One by one the day of the funeral, our video squares appeared. Cousins from near and far, friends and family zoomed in. We could hear the wind howling at the grave site but could not feel it on our faces. Tears fell and voices cracked but no one could share a tissue or hold a hand. I saw my mother’s sad eyes at her kitchen table, two squares down. My sister and brother were in their own video squares with their families. How I wish we could have linked arms together. Zoom technology is not there yet.
With our mics muted we listened to the eulogies. As is so often the case, I learned something about the deceased that I wish I knew when she was alive. Now, I can’t ask her about it. I grieve. At the conclusion of the service our mics were unmuted and together we recited the mourners kaddish. It was loud and heart felt. I hope my cousins at the cemetery heard us all. They were not alone.

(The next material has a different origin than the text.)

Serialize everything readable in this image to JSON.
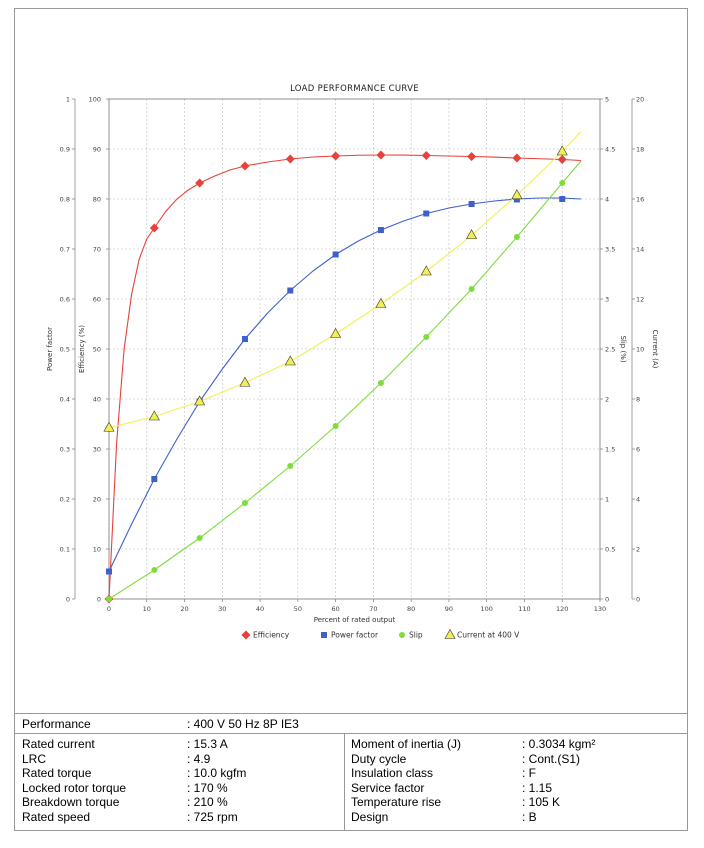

Thanks to technology, this funeral was packed. My children and their generation of cousins, from scattered quarantine locations, were all present in zoom squares. Ironically, perhaps there were more attendees because they were able to attend with the ease of a screen. In a post quarantine world, this may be a benefit gleaned from crazy times. Knowing that, it is important to be cognisant that a virtual funeral does not fully suffice. Internet connections are invaluable, especially now. But, sympathy, empathy and even much needed humour are exchanged far better face to face. To truly practice the “hobby” of attending funerals and shiva, it is best to be there in person. I hope we can return to that.